There’s a sound like a door opening.
I lift my chin, as if raising my head will somehow help me figure out what’s going on.
Footsteps. Several of them. My skin prickles with awareness, and I realize there’s a strange smell, like thick, spicy cologne. It’s not unpleasant, unlike the smell covering Tate. It’s actually familiar and comforting, though I can’t exactly place it.
“I see our newest little friend is awake,” comes a strange, smoky voice. His accent is odd and thick, as if English isn’t his native language. “Hello, Sasha.”
I sit upright, doing my best not to let my confusion show. “Who’s there?”
“No one important,” the man says with a small, amused chuckle. “How is your head?”
“It hurts,” I say guardedly.
“They really shouldn’t have hit you over the head with a bat. Humans are so very…fragi
le.”
That sounds awfully familiar. My skin prickles again, and I squint through the blindfold, wishing I could see. “Do I know you?”
“I’m afraid not. But I look forward to getting to know you better.”

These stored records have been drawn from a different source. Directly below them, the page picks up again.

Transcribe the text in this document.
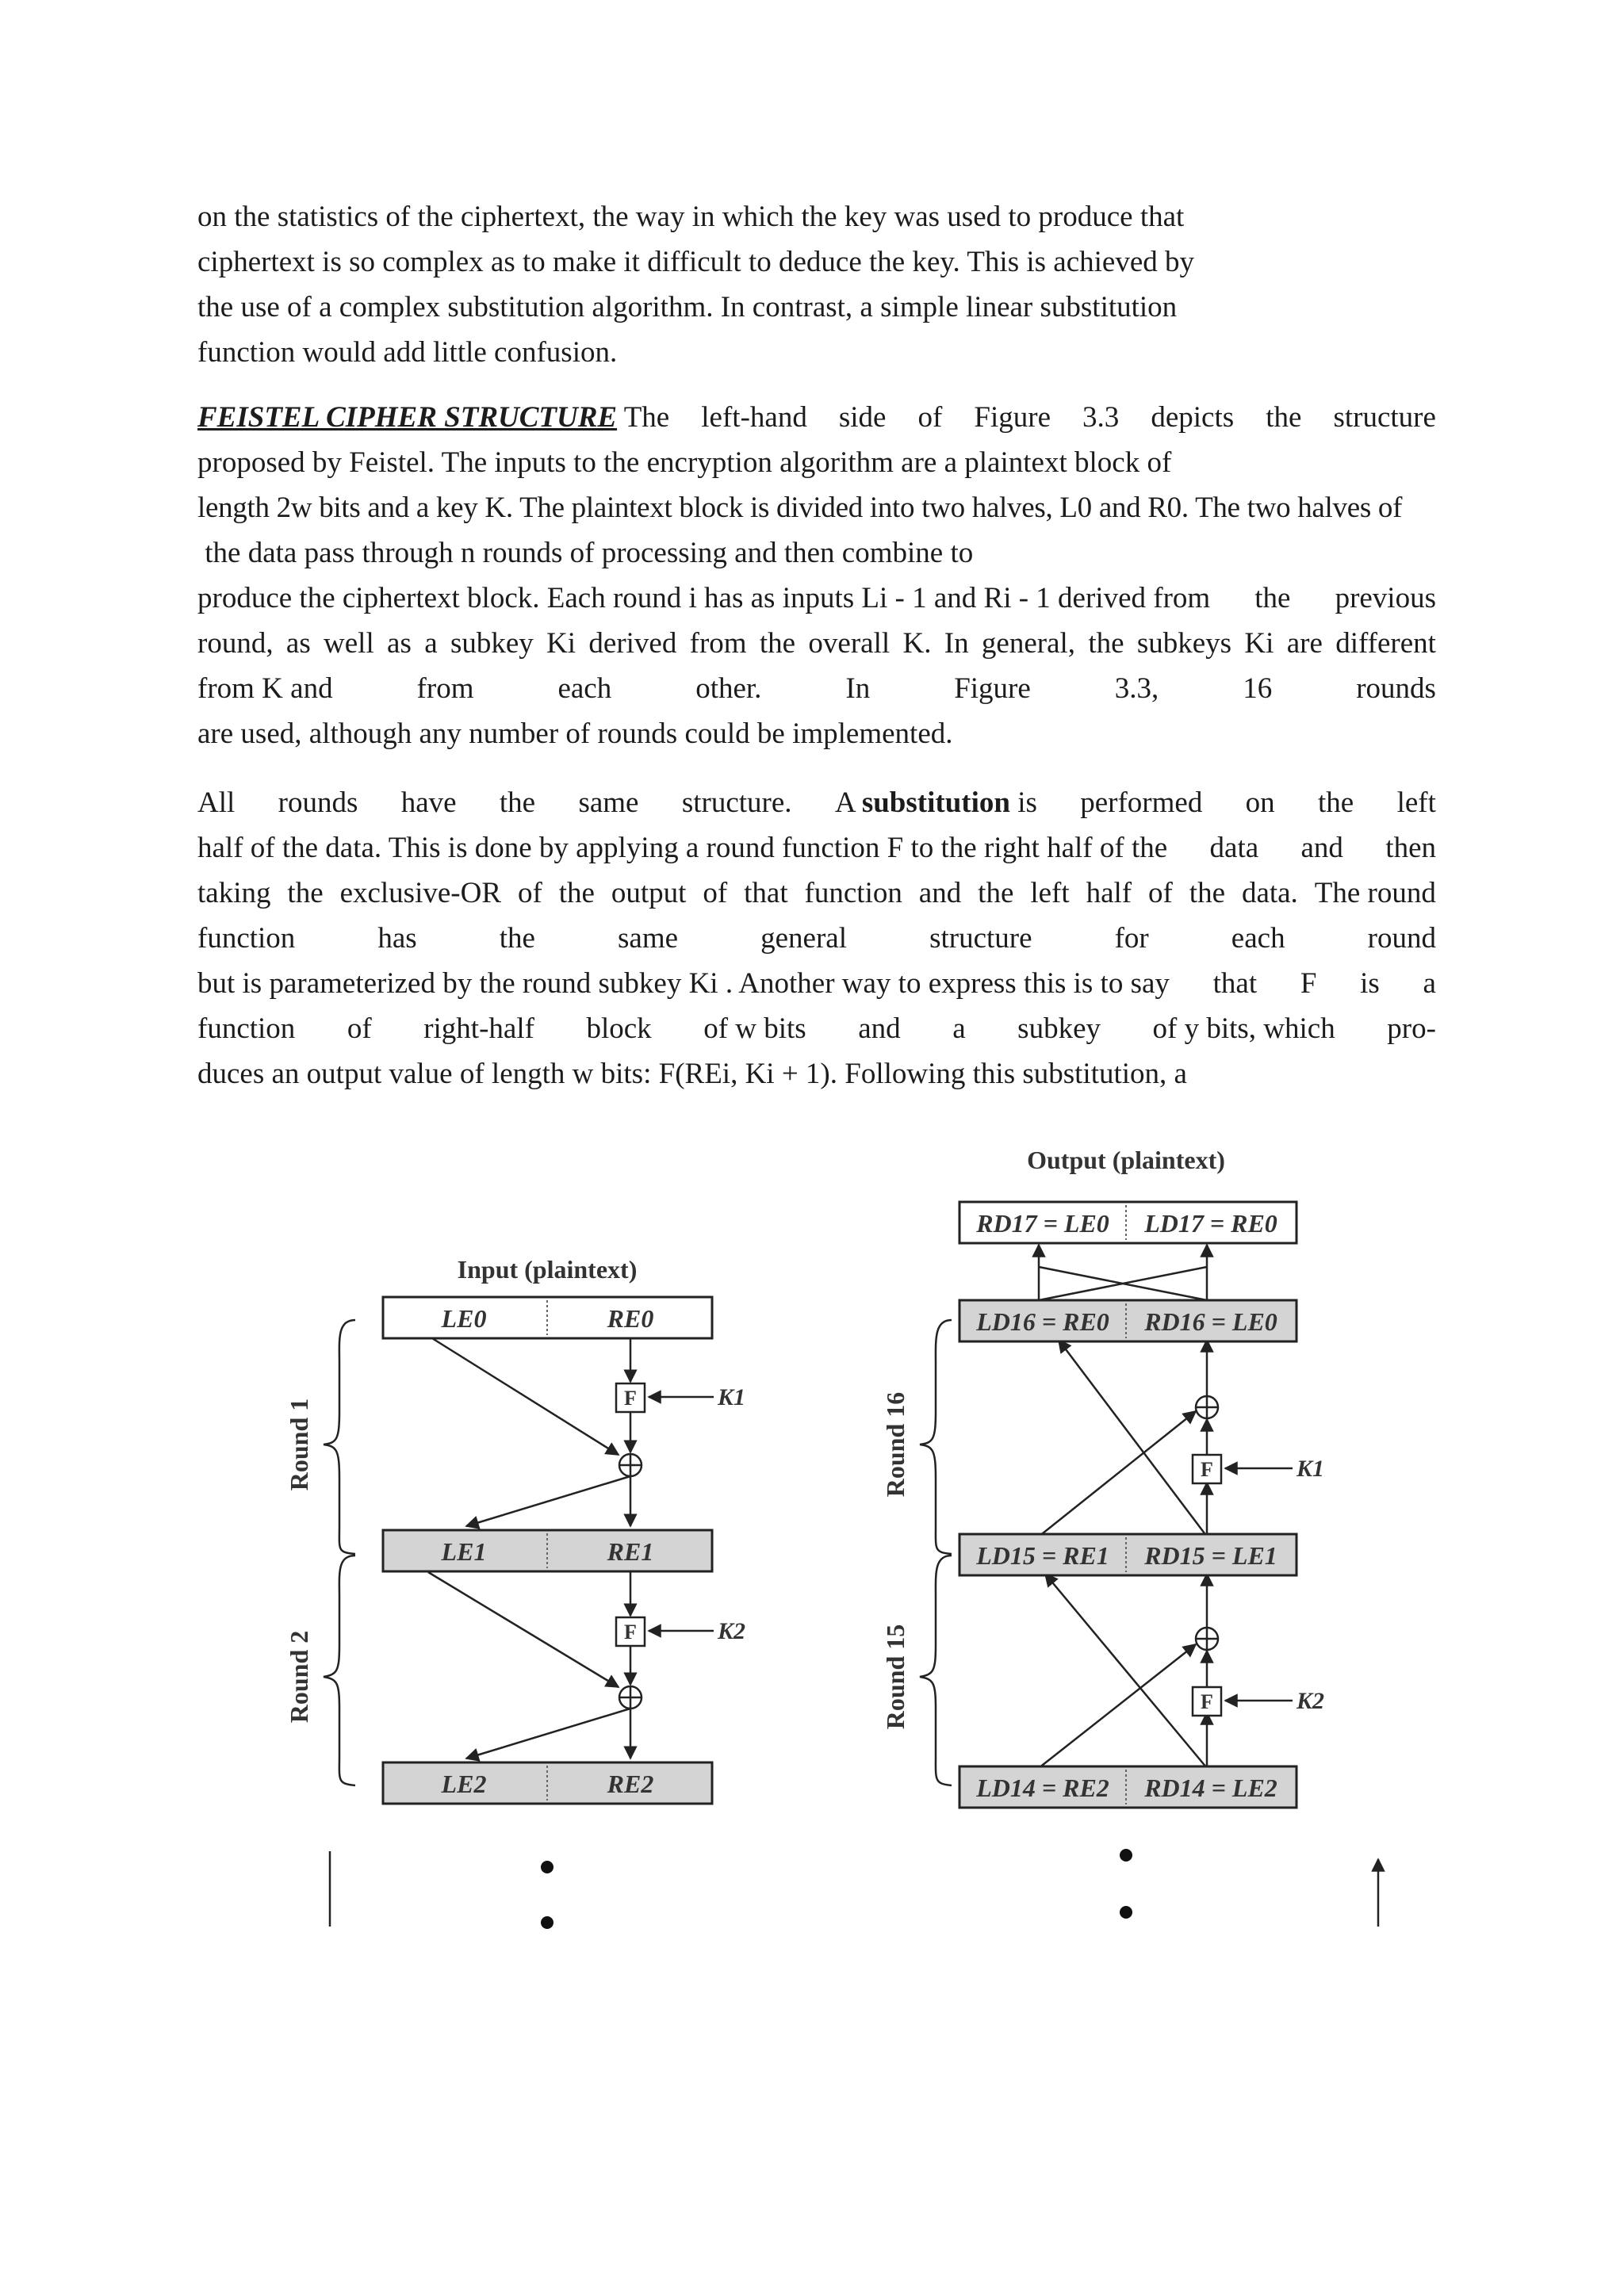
on the statistics of the ciphertext, the way in which the key was used to produce that
ciphertext is so complex as to make it difficult to deduce the key. This is achieved by
the use of a complex substitution algorithm. In contrast, a simple linear substitution
function would add little confusion.
FEISTEL CIPHER STRUCTURE The left-hand side of Figure 3.3 depicts the structure
proposed by Feistel. The inputs to the encryption algorithm are a plaintext block of
length 2w bits and a key K. The plaintext block is divided into two halves, L0 and R0. The two halves of
the data pass through n rounds of processing and then combine to
produce the ciphertext block. Each round i has as inputs Li - 1 and Ri - 1 derived from the previous
round, as well as a subkey Ki derived from the overall K. In general, the subkeys Ki are different
from K and	from	each	other.	In	Figure	3.3,	16	rounds
are used, although any number of rounds could be implemented.
All rounds have the same structure. A substitution is performed on the left
half of the data. This is done by applying a round function F to the right half of the data and then
taking the exclusive-OR of the output of that function and the left half of the data. The round
function	has	the	same	general	structure	for	each	round
but is parameterized by the round subkey Ki . Another way to express this is to say that F is a
function of right-half block of w bits and a subkey of y bits, which pro-
duces an output value of length w bits: F(REi, Ki + 1). Following this substitution, a
Input (plaintext)
Output (plaintext)
LE0	RE0
LE1	RE1
LE2	RE2
RD17 = LE0 LD17 = RE0
LD16 = RE0 RD16 = LE0
LD15 = RE1 RD15 = LE1
LD14 = RE2 RD14 = LE2
F
F
F
F
K1
K2
K1
K2
Round 1
Round 2
Round 16
Round 15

That sounds…ominous. Most men who want to get to know a woman better only want one thing, and I’m not willing to give it. “Then can I have my hands uncuffed?”
The stranger makes a sympathetic noise. “I’m afraid not. We do need to keep you blindfolded to keep your location a mystery. I’m sure you understand, my dear.”

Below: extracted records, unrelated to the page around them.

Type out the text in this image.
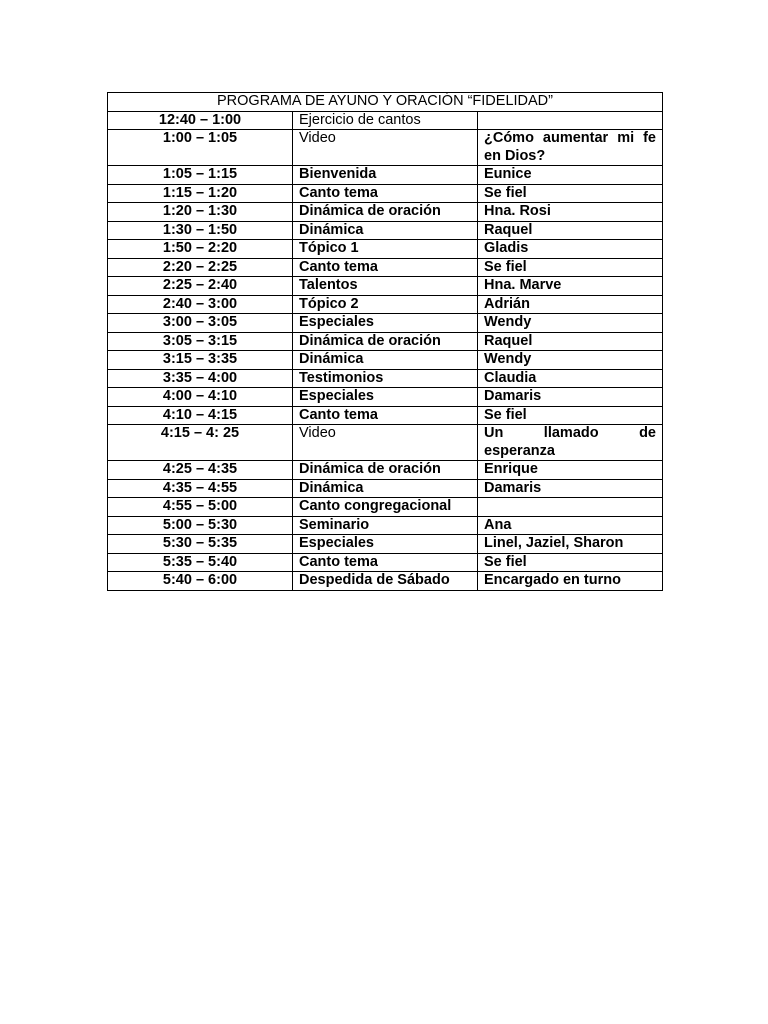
PROGRAMA DE AYUNO Y ORACIÓN “FIDELIDAD”		
12:40 – 1:00	Ejercicio de cantos	
1:00 – 1:05	Video	¿Cómo aumentar mi fe en Dios?
1:05 – 1:15	Bienvenida	Eunice
1:15 – 1:20	Canto tema	Se fiel
1:20 – 1:30	Dinámica de oración	Hna. Rosi
1:30 – 1:50	Dinámica	Raquel
1:50 – 2:20	Tópico 1	Gladis
2:20 – 2:25	Canto tema	Se fiel
2:25 – 2:40	Talentos	Hna. Marve
2:40 – 3:00	Tópico 2	Adrián
3:00 – 3:05	Especiales	Wendy
3:05 – 3:15	Dinámica de oración	Raquel
3:15 – 3:35	Dinámica	Wendy
3:35 – 4:00	Testimonios	Claudia
4:00 – 4:10	Especiales	Damaris
4:10 – 4:15	Canto tema	Se fiel
4:15 – 4: 25	Video	Un llamado de esperanza
4:25 – 4:35	Dinámica de oración	Enrique
4:35 – 4:55	Dinámica	Damaris
4:55 – 5:00	Canto congregacional	
5:00 – 5:30	Seminario	Ana
5:30 – 5:35	Especiales	Linel, Jaziel, Sharon
5:35 – 5:40	Canto tema	Se fiel
5:40 – 6:00	Despedida de Sábado	Encargado en turno
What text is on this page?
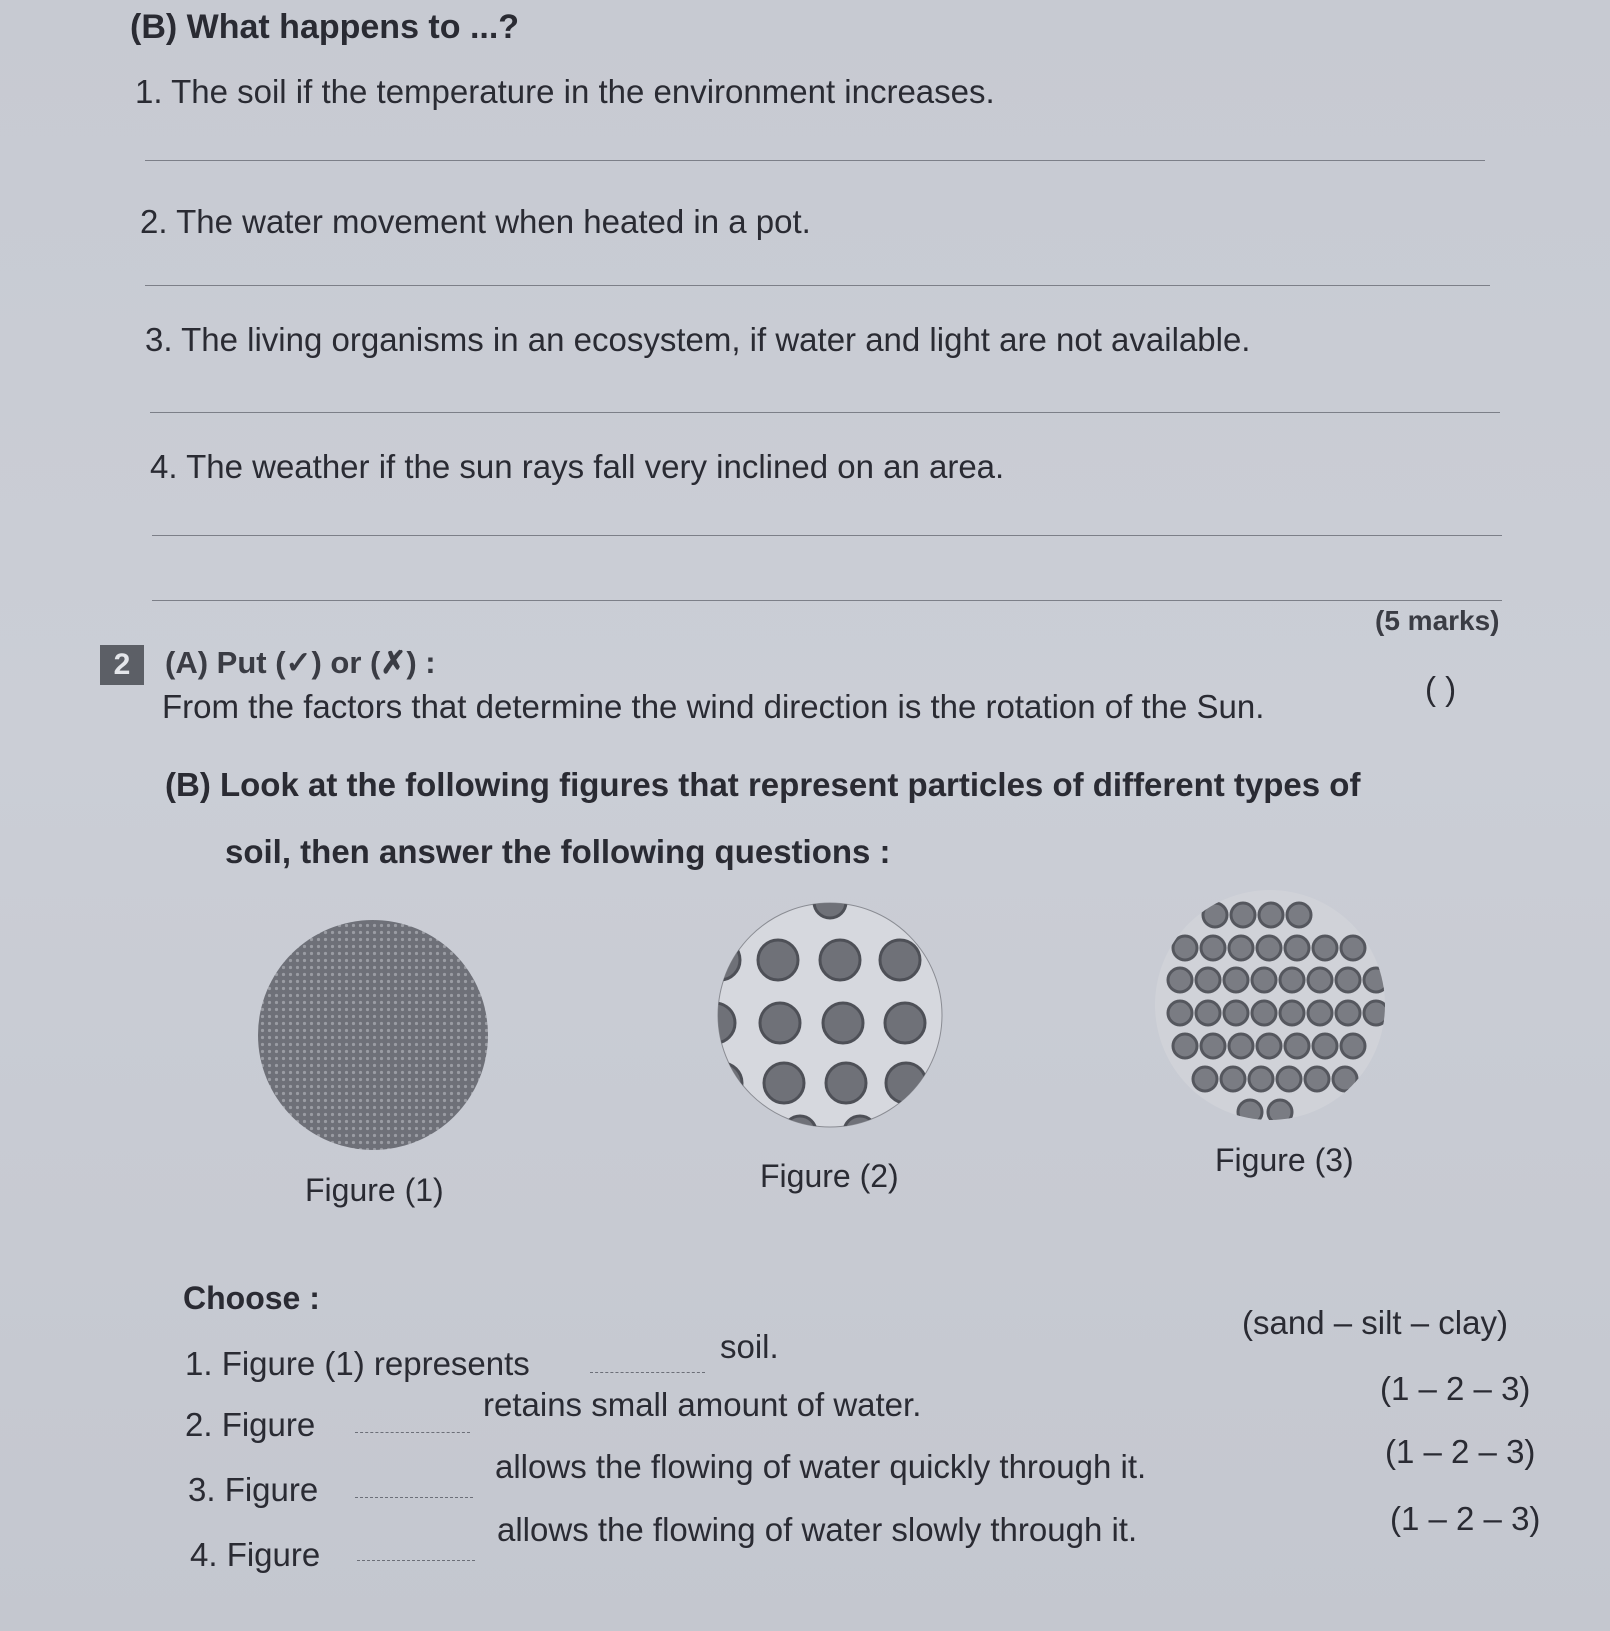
(B) What happens to ...?
1. The soil if the temperature in the environment increases.
2. The water movement when heated in a pot.
3. The living organisms in an ecosystem, if water and light are not available.
4. The weather if the sun rays fall very inclined on an area.
2	(A) Put (✓) or (✗) :
(5 marks)
From the factors that determine the wind direction is the rotation of the Sun.	( )
(B) Look at the following figures that represent particles of different types of
soil, then answer the following questions :
Figure (1)	Figure (2)	Figure (3)
Choose :
1. Figure (1) represents	soil.
(sand – silt – clay)
2. Figure
retains small amount of water.	(1 – 2 – 3)
3. Figure
allows the flowing of water quickly through it.	(1 – 2 – 3)
4. Figure
allows the flowing of water slowly through it.	(1 – 2 – 3)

“Azar, we had a deal,” Tate interjects. “I’d show you where to find the dragon’s girlfriend, and in exchange, you’d let me go back to Fort Dallas.”
I mentally file the name away. Azar. Azar. I’m going to remember that.

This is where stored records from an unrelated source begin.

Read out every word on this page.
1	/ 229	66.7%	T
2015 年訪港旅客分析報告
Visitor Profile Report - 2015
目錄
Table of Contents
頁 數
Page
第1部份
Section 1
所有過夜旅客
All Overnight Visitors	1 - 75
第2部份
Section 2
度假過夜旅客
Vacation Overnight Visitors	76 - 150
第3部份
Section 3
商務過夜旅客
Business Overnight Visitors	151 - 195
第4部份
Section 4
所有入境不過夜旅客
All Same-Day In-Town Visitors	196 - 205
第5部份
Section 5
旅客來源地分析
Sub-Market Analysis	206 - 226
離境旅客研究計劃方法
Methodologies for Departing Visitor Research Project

“Yes, we had a deal,” Azar says in that curious voice of his. “And you did an admirable job of retrieving the female for us. But how can we be sure that this is the dragon’s mate? She does not look like the type to entice a gold dragon.”
“I swear she is. He attacked me—hunted me down because I had a relationship with her in the past. Trust me, it’s her.”
I snort. I can’t believe I was ever afraid of this douchebag.
Azar chuckles. “You do not agree with his statement, Sasha?”
“I just thought it was interesting how quick he is to run his mouth and sell me out,” I comment, keeping my tone light. “Thanks for that, Tate. I’m sure all of Fort Dallas will sleep better tonight knowing you’re going to be around to protect them from Big Bad Sasha.”
“Aha. So it seems I am not the only one to notice your lack of loyalty,” Azar continues in that smooth, accented tone. “And that is why you find yourself here, my friend. I truly do wish you could return to Fort Dallas, but how do I know you will not tell them all about me and my band of men? About our tactics for avoiding dragons? That would interfere with any plans I have, and I do not think I could allow that. Not after I have been so careful.”